No one ever wants to point out that wealthy opponents of school choice (Ariana Huffington, President Clinton, etc.) send their own children to private school while advocating that those who aren’t as well off as they should be stuck with the public school system. It’s been repeatedly noted that a large portion of PUBLIC SCHOOL TEACHERS make sure to send their own children to private schools, while campaigning loudly to be allowed to keep the children of the poor warehoused in their failing schools, so that they have job security. Last I heard, in L.A. Unified the percentage of teachers with their own kids in private schools was ca. 40%.
The difficulty is that unions are so entrenched that they will fight anything like this, and they have oceans of money with which to fight. When Governor Schwarzenegger got elected on a reform platform and tried to gently reform the school system, the result was $100 Million in TV commercials attacking him day and night for a year. He lost, and we’re worse off than we were before.
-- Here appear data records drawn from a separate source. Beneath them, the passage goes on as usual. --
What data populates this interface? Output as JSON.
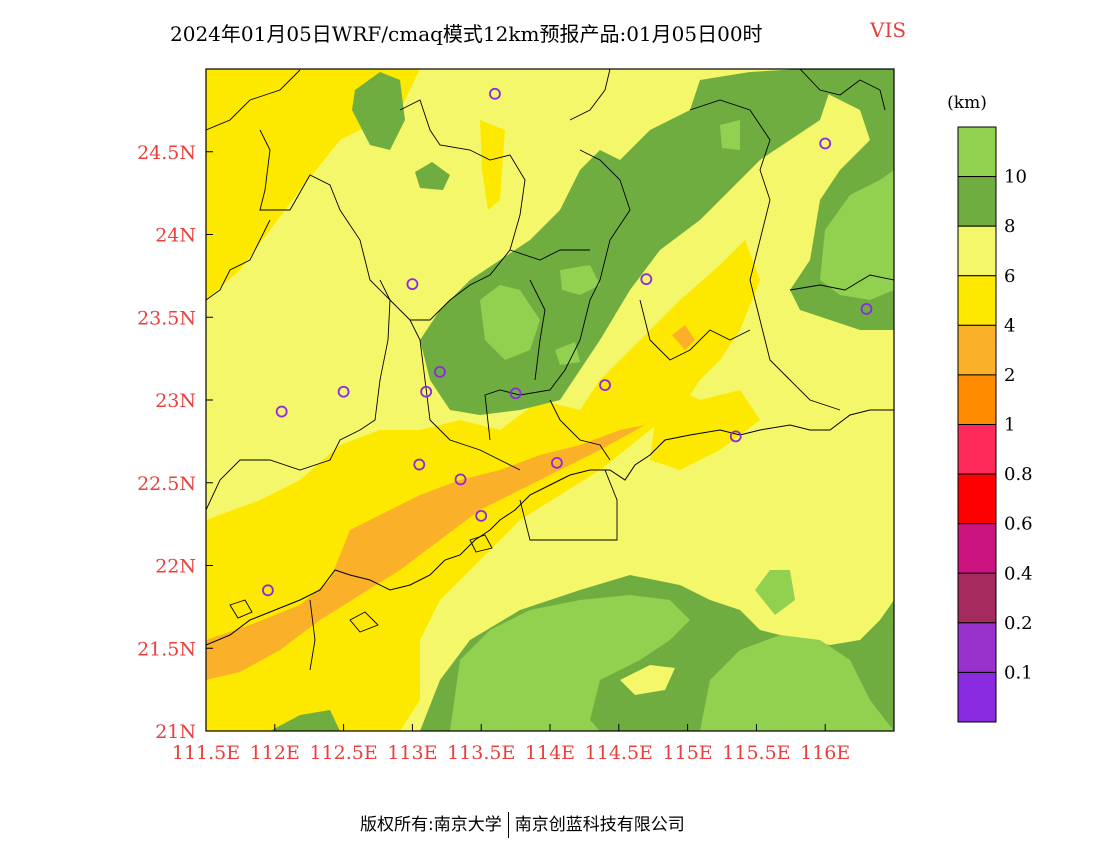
{
  "title": {
    "main": "2024年01月05日WRF/cmaq模式12km预报产品:01月05日00时",
    "variable": "VIS"
  },
  "footer": {
    "left": "版权所有:南京大学",
    "right": "南京创蓝科技有限公司"
  },
  "colors": {
    "axis_label": "#e8403c",
    "border": "#000000",
    "station_marker": "#8a2be2"
  },
  "axes": {
    "x_ticks": [
      "111.5E",
      "112E",
      "112.5E",
      "113E",
      "113.5E",
      "114E",
      "114.5E",
      "115E",
      "115.5E",
      "116E"
    ],
    "x_tick_values": [
      111.5,
      112.0,
      112.5,
      113.0,
      113.5,
      114.0,
      114.5,
      115.0,
      115.5,
      116.0
    ],
    "y_ticks": [
      "24.5N",
      "24N",
      "23.5N",
      "23N",
      "22.5N",
      "22N",
      "21.5N",
      "21N"
    ],
    "y_tick_values": [
      24.5,
      24.0,
      23.5,
      23.0,
      22.5,
      22.0,
      21.5,
      21.0
    ],
    "lon_range": [
      111.5,
      116.5
    ],
    "lat_range": [
      21.0,
      25.0
    ]
  },
  "legend": {
    "unit": "(km)",
    "bins": [
      {
        "color": "#92d050"
      },
      {
        "color": "#70ad40"
      },
      {
        "color": "#f5f76a"
      },
      {
        "color": "#fde800"
      },
      {
        "color": "#fbb02a"
      },
      {
        "color": "#ff8c00"
      },
      {
        "color": "#fe2b5a"
      },
      {
        "color": "#ff0000"
      },
      {
        "color": "#cc1480"
      },
      {
        "color": "#a52a5e"
      },
      {
        "color": "#9932cc"
      },
      {
        "color": "#8a2be2"
      }
    ],
    "labels": [
      "10",
      "8",
      "6",
      "4",
      "2",
      "1",
      "0.8",
      "0.6",
      "0.4",
      "0.2",
      "0.1"
    ]
  },
  "stations": [
    {
      "lon": 113.6,
      "lat": 24.85
    },
    {
      "lon": 116.0,
      "lat": 24.55
    },
    {
      "lon": 113.0,
      "lat": 23.7
    },
    {
      "lon": 114.7,
      "lat": 23.73
    },
    {
      "lon": 116.3,
      "lat": 23.55
    },
    {
      "lon": 112.5,
      "lat": 23.05
    },
    {
      "lon": 113.1,
      "lat": 23.05
    },
    {
      "lon": 113.2,
      "lat": 23.17
    },
    {
      "lon": 113.75,
      "lat": 23.04
    },
    {
      "lon": 114.4,
      "lat": 23.09
    },
    {
      "lon": 112.05,
      "lat": 22.93
    },
    {
      "lon": 115.35,
      "lat": 22.78
    },
    {
      "lon": 113.05,
      "lat": 22.61
    },
    {
      "lon": 113.35,
      "lat": 22.52
    },
    {
      "lon": 114.05,
      "lat": 22.62
    },
    {
      "lon": 113.5,
      "lat": 22.3
    },
    {
      "lon": 111.95,
      "lat": 21.85
    }
  ]
}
My guess is that a combination of inertia, vehement teacher’s union opposition to any sort of reform, and political corruption put reform beyond the reach of any politician in our current crop.
Is there really a ‘choice’ when it comes to public schools? Really? Name me a public school without Leftist school teachers and I’ll buy you a private island.
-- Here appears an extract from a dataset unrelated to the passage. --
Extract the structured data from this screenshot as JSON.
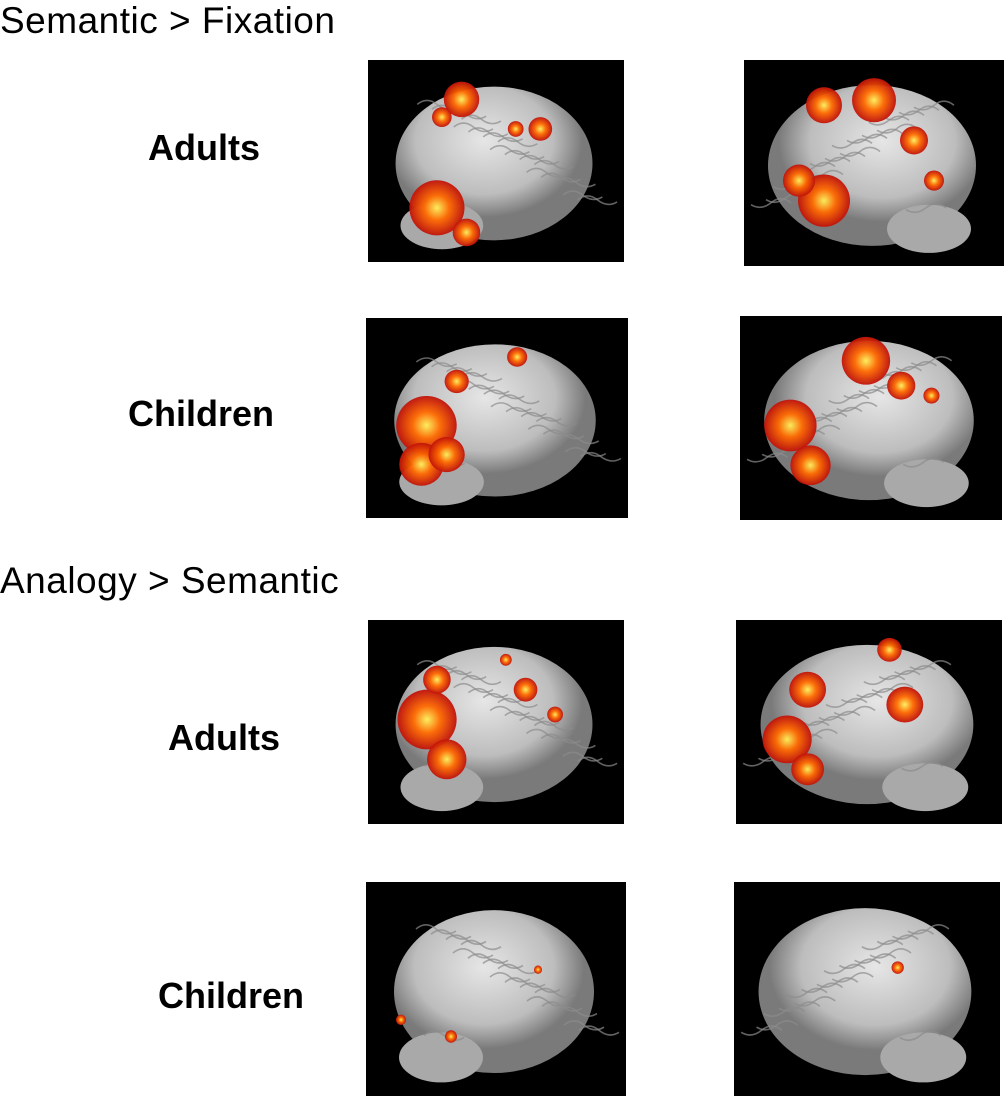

Like new utopian I’m extremely suspicious of Obama’s motives for supporting anything. Charter schools can’t help much if the teachers are union. School vouchers are a much surer way to improve public schools and education in general. Keeping the NEA out of them is crucial. Any public service unions are a threat to good governance and fiscal responsibility. It’s difficult for me to conceive of the “blob” the NEA and the social justice activists as separate let alone adversarial groups. If the social justice people are for anything to do with schools we may be sure indoctrination is the goal.
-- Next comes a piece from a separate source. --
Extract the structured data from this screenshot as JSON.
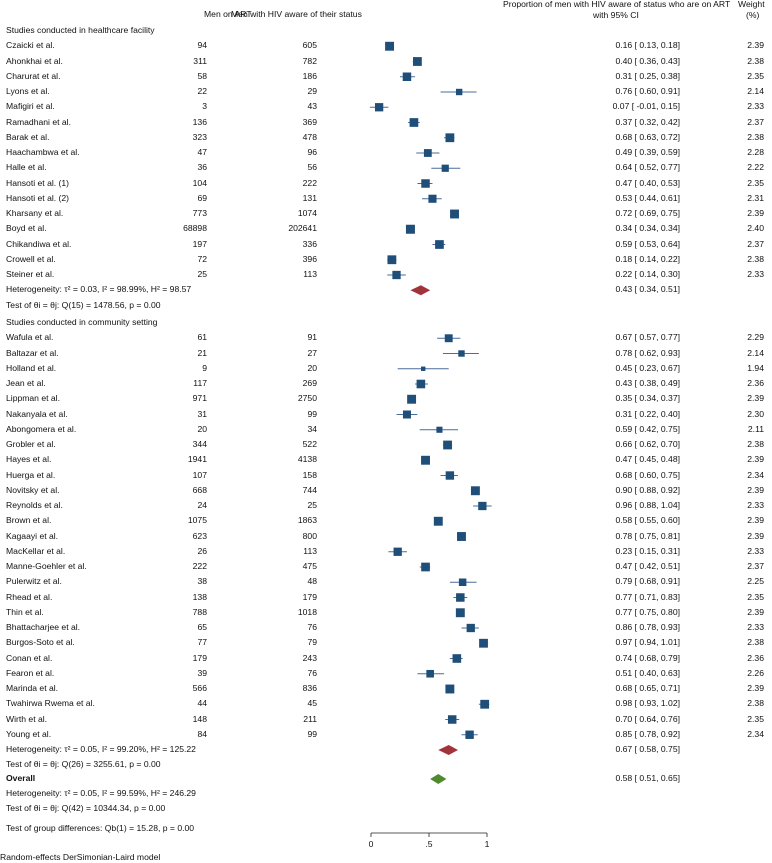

“they just need to be kicked in the butt and be held accountable.” You mean the teachers or the parents? Mom and dad come home and check out in front of the boob toob, and guess what, Jonnie and Janie do too. Privatize the whole damn mess. I don’t pay for your kids and you don’t pay for mine.
There is nothing that government can do better or cheaper than the private sector. For the very minimal things that the government must do, like the military, law and contract enforcement, and a handful of other things, we accept the inefficiencies.
To the extent that we need to provide for the poor, it should be done with instruments like vouchers and food stamps – to be spent wisely by the recipients in the private sector as if it were their own money.
Such aid programs should not attempt to make recipients comfortable and content with their status. To the contrary – it is good if it is uncomfortable and a little inadequate so that there is ample incentive for people to find a way to provide for themselves if at all possible. This may sound harsh but it is harsher still to create a huge underclass of society based upon the long term debilitating affect of permanent entitlement programs.
We can start with education. States need to go 100% private and tell the Federal Department of Education to get lost.
The unions still have an ace card–the ability to forcibly unionize anyone who gets government money. Look at what happened in Michigan with home-operated day care.
I kind of agree with #2 new utopian. Obama may be using this to put indoctrinators who are even more “progressive” into the schools and to install a federally-mandated “progressive” curriculum.